I recently read this book and enjoyed it. Like you, it reminded me of my granparents, but their little farm was in Alabama, not Kentucky.

Beautiful review!

Anonymous said...

I agree with Laura--this is a beautiful review. I just reviewed Hannah Coulter on my blog a few weeks ago. I love Wendell Berry's fiction. I enjoyed reading all the quotes and reliving a little of the novel.

Page Turner said...

Laura - I'm surprised at how many people have connections to a farm a few generations back. It just shows how much change took place over the 20th century.

HopeIsTheWord - I'm glad you made it through all those quotes!
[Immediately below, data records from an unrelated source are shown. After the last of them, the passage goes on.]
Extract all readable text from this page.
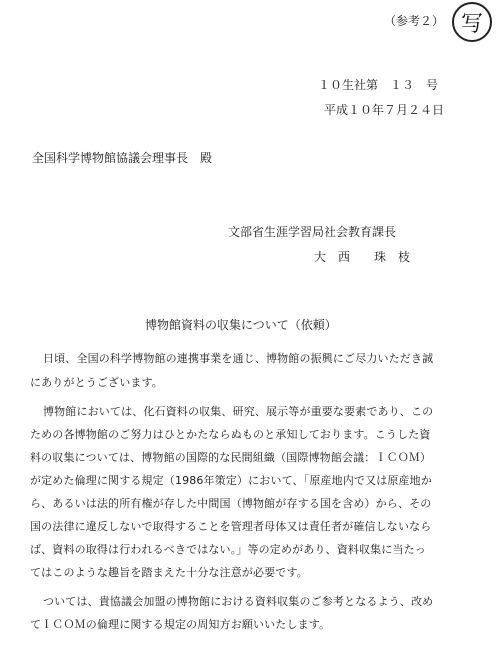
（参考２） 写
１０生社第　１３　号
平成１０年７月２４日
全国科学博物館協議会理事長　殿
文部省生涯学習局社会教育課長
大　西　　珠　枝
博物館資料の収集について（依頼）
日頃、全国の科学博物館の連携事業を通じ、博物館の振興にご尽力いただき誠
にありがとうございます。
博物館においては、化石資料の収集、研究、展示等が重要な要素であり、この
ための各博物館のご努力はひとかたならぬものと承知しております。こうした資
料の収集については、博物館の国際的な民間組織（国際博物館会議：ＩＣＯＭ）
が定めた倫理に関する規定（1986年策定）において、「原産地内で又は原産地か
ら、あるいは法的所有権が存した中間国（博物館が存する国を含め）から、その
国の法律に違反しないで取得することを管理者母体又は責任者が確信しないなら
ば、資料の取得は行われるべきではない。」等の定めがあり、資料収集に当たっ
てはこのような趣旨を踏まえた十分な注意が必要です。
ついては、貴協議会加盟の博物館における資料収集のご参考となるよう、改め
てＩＣＯＭの倫理に関する規定の周知方お願いいたします。
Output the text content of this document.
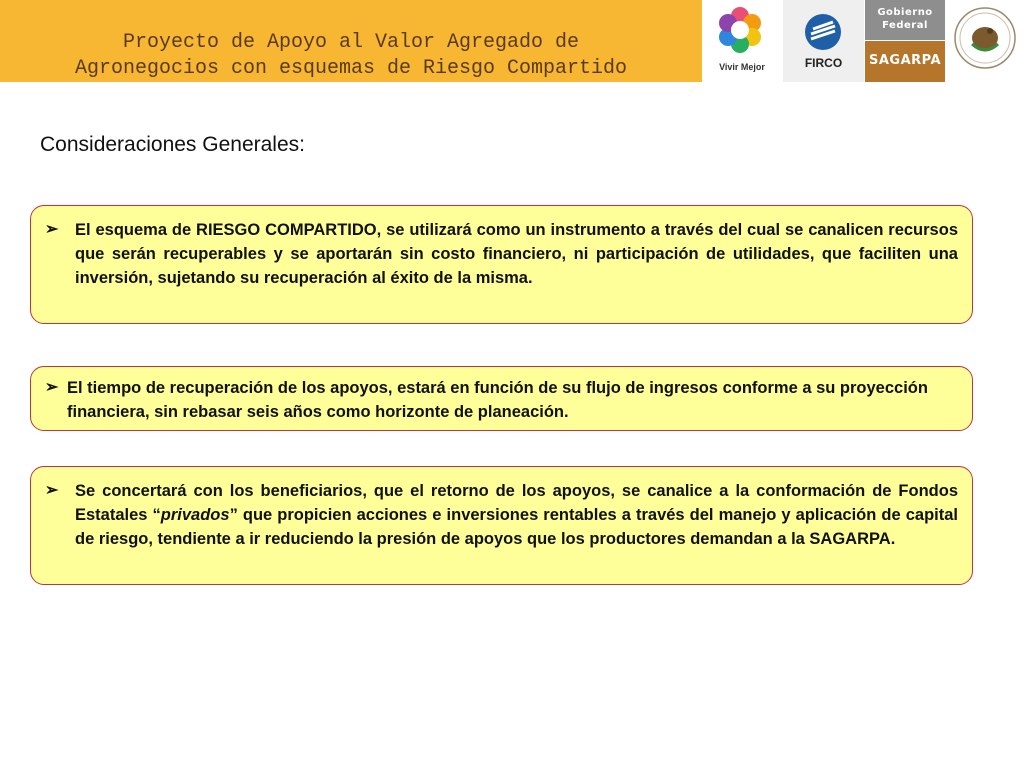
Proyecto de Apoyo al Valor Agregado de
Agronegocios con esquemas de Riesgo Compartido	Vivir Mejor	FIRCO
Gobierno
Federal
SAGARPA
Consideraciones Generales:
➢	El esquema de RIESGO COMPARTIDO, se utilizará como un instrumento a través del cual se canalicen recursos que serán recuperables y se aportarán sin costo financiero, ni participación de utilidades, que faciliten una inversión, sujetando su recuperación al éxito de la misma.
➢ El tiempo de recuperación de los apoyos, estará en función de su flujo de ingresos conforme a su proyección financiera, sin rebasar seis años como horizonte de planeación.
➢	Se concertará con los beneficiarios, que el retorno de los apoyos, se canalice a la conformación de Fondos Estatales “privados” que propicien acciones e inversiones rentables a través del manejo y aplicación de capital de riesgo, tendiente a ir reduciendo la presión de apoyos que los productores demandan a la SAGARPA.
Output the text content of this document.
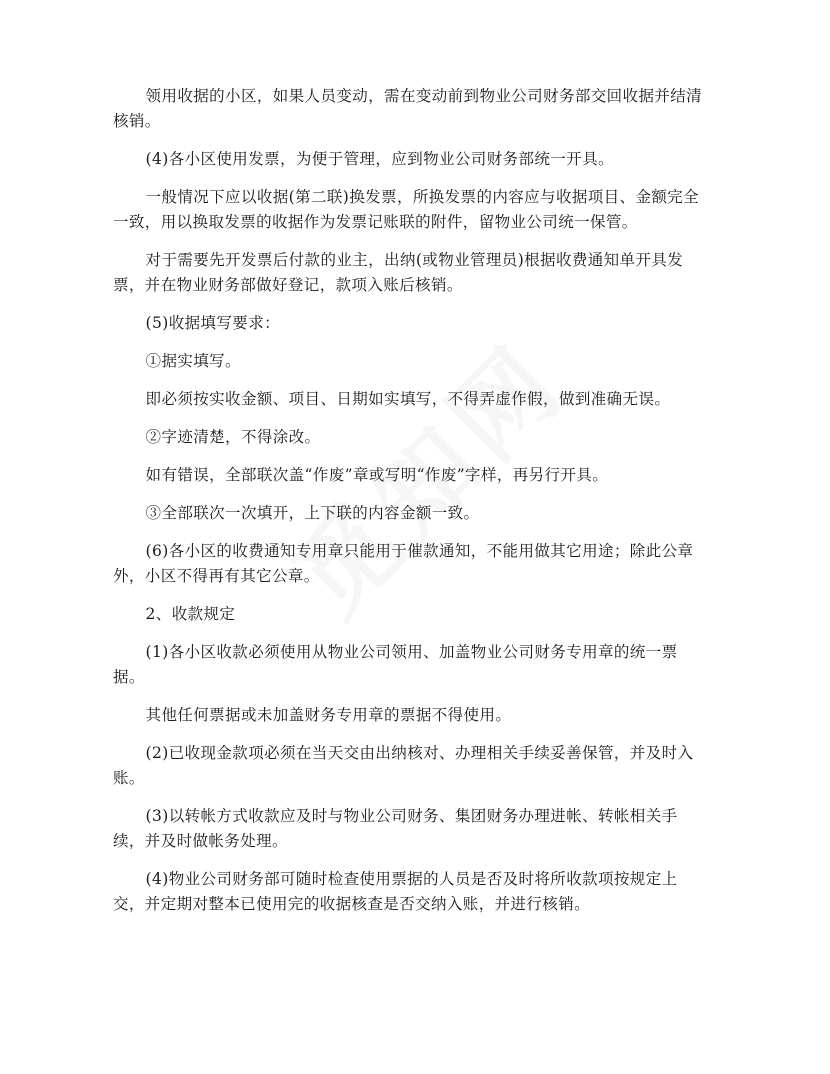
领用收据的小区，如果人员变动，需在变动前到物业公司财务部交回收据并结清核销。

(4)各小区使用发票，为便于管理，应到物业公司财务部统一开具。

一般情况下应以收据(第二联)换发票，所换发票的内容应与收据项目、金额完全一致，用以换取发票的收据作为发票记账联的附件，留物业公司统一保管。

对于需要先开发票后付款的业主，出纳(或物业管理员)根据收费通知单开具发票，并在物业财务部做好登记，款项入账后核销。

(5)收据填写要求：

①据实填写。

即必须按实收金额、项目、日期如实填写，不得弄虚作假，做到准确无误。

②字迹清楚，不得涂改。

如有错误，全部联次盖“作废”章或写明“作废”字样，再另行开具。

③全部联次一次填开，上下联的内容金额一致。

(6)各小区的收费通知专用章只能用于催款通知，不能用做其它用途；除此公章外，小区不得再有其它公章。

2、收款规定

(1)各小区收款必须使用从物业公司领用、加盖物业公司财务专用章的统一票据。

其他任何票据或未加盖财务专用章的票据不得使用。

(2)已收现金款项必须在当天交由出纳核对、办理相关手续妥善保管，并及时入账。

(3)以转帐方式收款应及时与物业公司财务、集团财务办理进帐、转帐相关手续，并及时做帐务处理。

(4)物业公司财务部可随时检查使用票据的人员是否及时将所收款项按规定上交，并定期对整本已使用完的收据核查是否交纳入账，并进行核销。
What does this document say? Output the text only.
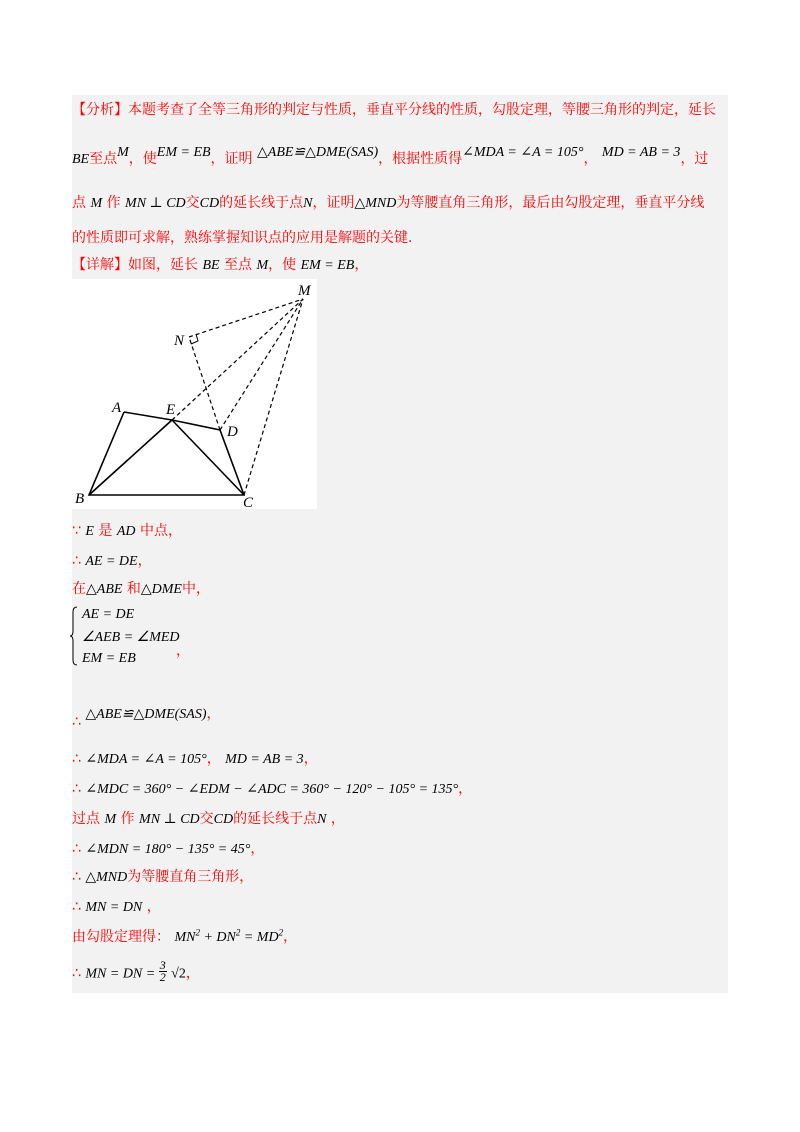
【分析】本题考查了全等三角形的判定与性质，垂直平分线的性质，勾股定理，等腰三角形的判定，延长
BE至点M，使EM = EB，证明 △ABE≌△DME(SAS)，根据性质得∠MDA = ∠A = 105°， MD = AB = 3，过
点 M 作 MN ⊥ CD交CD的延长线于点N，证明△MND为等腰直角三角形，最后由勾股定理，垂直平分线
的性质即可求解，熟练掌握知识点的应用是解题的关键.
【详解】如图，延长 BE 至点 M，使 EM = EB，
M
N
A	E
D
B	C
∵ E 是 AD 中点，
∴ AE = DE，
在△ABE 和△DME中，
AE = DE
∠AEB = ∠MED
EM = EB	，
∴ △ABE≌△DME(SAS)，
∴ ∠MDA = ∠A = 105°， MD = AB = 3，
∴ ∠MDC = 360° − ∠EDM − ∠ADC = 360° − 120° − 105° = 135°，
过点 M 作 MN ⊥ CD交CD的延长线于点N ，
∴ ∠MDN = 180° − 135° = 45°，
∴ △MND为等腰直角三角形，
∴ MN = DN ，
由勾股定理得： $MN^2 + DN^2 = MD^2$，
∴ MN = DN = $\frac{3}{2} √2$，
It's a long post, but I wanted to be able to look back on the highlights later.

Sandra said...

The quotes convinced me that I need to read this. I am a country girl, forced to live in the city for 38 years now, and I never did get used to it. Thanks for a lovely review. I am enjoying going through your blog.

Anne said...

Heather - I'm reading Hannah Coulter right now and finding it beautiful. (As is your review!) I don't have the porcupine habit you do of marking spots, and one quote in particular kept running through my head. I was sure someone would have posted it online, saving me from actually searching the book, lazy woman that I am. And where did I find it? Right here on your blog! I love that our
reading tastes overlap so frequently!
And I love the selection of quotes which makes for a nice summary of the book. Have you read others of the Port Williams books?